Disse o escritor africano Amadou HampâtéBâa: “Na África, quando um ancião morre, é como se uma biblioteca se incendiasse”. Considerando esta analogia, creio que tenhamos perdido o mais respeitável acervo literário de São João da Boa Vista, no último dia 29: a professora Maria Inês de Araújo Prado. Em que pesem as restrições provocadas pela pandemia, causou-me estranheza a ausência de autoridades da Educação em seu funeral, eis que se tratava de uma sumidade da Língua Portuguesa, com passagem por diversas instituições de ensino que, na ocasião, não vi representadas.
São da lavra de Maria Inês variados métodos argumentativos até hoje aplicados em sala de aula para que se conceba uma boa redação.

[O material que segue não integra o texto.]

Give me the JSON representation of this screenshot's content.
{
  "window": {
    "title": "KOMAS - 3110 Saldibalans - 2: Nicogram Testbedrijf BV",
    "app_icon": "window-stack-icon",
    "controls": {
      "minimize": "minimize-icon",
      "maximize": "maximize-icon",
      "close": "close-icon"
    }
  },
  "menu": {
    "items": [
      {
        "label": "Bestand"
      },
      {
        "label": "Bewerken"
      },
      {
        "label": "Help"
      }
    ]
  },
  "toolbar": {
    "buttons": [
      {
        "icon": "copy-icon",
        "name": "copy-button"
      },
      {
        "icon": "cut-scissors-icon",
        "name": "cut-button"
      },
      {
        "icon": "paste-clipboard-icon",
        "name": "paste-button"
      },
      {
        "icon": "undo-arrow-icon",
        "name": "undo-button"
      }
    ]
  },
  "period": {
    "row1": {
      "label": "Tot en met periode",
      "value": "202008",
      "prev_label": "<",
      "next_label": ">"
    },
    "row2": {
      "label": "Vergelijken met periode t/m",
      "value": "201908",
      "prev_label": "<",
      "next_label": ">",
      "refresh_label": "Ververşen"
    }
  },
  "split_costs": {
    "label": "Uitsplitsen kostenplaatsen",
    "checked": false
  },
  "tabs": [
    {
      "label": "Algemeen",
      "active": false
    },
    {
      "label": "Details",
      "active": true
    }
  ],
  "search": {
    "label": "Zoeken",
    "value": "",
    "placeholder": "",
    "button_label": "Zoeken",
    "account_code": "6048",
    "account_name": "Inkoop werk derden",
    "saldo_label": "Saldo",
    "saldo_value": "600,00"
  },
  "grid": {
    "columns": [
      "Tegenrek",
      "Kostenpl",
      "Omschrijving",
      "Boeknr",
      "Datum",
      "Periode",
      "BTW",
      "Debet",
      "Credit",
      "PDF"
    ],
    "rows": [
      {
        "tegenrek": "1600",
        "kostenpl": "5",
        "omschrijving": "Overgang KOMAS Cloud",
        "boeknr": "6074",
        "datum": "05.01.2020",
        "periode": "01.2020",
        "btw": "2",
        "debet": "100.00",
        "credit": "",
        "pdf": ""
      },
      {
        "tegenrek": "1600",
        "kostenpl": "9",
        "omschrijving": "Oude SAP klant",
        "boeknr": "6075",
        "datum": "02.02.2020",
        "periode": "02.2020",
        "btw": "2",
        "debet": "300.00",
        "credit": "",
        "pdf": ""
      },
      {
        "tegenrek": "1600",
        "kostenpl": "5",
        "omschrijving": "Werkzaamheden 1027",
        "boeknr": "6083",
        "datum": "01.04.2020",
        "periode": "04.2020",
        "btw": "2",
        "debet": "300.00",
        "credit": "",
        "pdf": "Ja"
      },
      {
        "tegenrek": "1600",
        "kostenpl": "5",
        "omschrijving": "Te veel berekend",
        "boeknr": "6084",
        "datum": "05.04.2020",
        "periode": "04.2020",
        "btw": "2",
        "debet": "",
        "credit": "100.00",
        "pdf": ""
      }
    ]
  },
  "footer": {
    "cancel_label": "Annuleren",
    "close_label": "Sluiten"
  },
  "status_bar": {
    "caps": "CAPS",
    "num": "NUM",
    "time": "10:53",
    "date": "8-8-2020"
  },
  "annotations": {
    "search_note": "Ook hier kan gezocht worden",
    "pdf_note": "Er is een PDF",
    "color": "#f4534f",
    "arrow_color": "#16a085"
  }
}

Um deles é o das “ideias principais”: basicamente, consiste em separar, num campo da folha de rascunho (ou da tela), o mínimo de 15 palavras soltas sobre o tema a ser tratado. Ensinava a professora que “concatenar essas ideias principais, de forma concisa, rumo a um argumento lógico, é meio caminho andado para bem se expressar”.
Expressão: grande incógnita da era digital. Há quem creia que seja possível se expressar sem o domínio da técnica. Maria Inês sacramentava que não. Coopera para este entendimento o fato de que há dois tipos de analfabetismo: o material, caracterizado pela simples desgraça de não se saber ler e escrever, e o funcional. Este último acomete aqueles que, mesmo conhecedores da teoria e da prática da leitura e da escrita (ainda que de forma rudimentar), não conseguem instrumentalizar o conhecimento. Portanto, não estão aptos à formulação de pensamentos lógicos, interligados e objetivos.
Este que vos escreve seria um analfabeto funcional caso, naquela primeira segunda-feira letiva de 1993, não tivesse entrado pela porta do quinto ano a professora Maria Inês de Araújo Prado. Aula de Redação! Abertura do calendário escolar. Muitos esperavam, como de costume, alguma fanfarronice do tipo: “Minhas férias na casa de vovó”. Não! Maria Inês abriu sua pasta de materiais didáticos e colocou, nas mãos daquela criançada recém-saída das fraldas, cópias de um artigo do Estadão sobre sexualidade na adolescência. Frio na espinha! Circulando entre as carteiras, ela debulhou o assunto com uma categoria ímpar.
Citou autores dos quais nunca havíamos ouvido falar. Pediu que alguns lessem trechos em voz alta. Corrigiu a pronúncia. Melhorou a impostação. Num lapso de minutos, a turma rompia a bolha da infância e passava a dominar a diferença entre um editorial e um artigo de opinião. Introdução, argumento, conclusão, temperados com coesão e coerência. A luz da vida adulta começava a brilhar.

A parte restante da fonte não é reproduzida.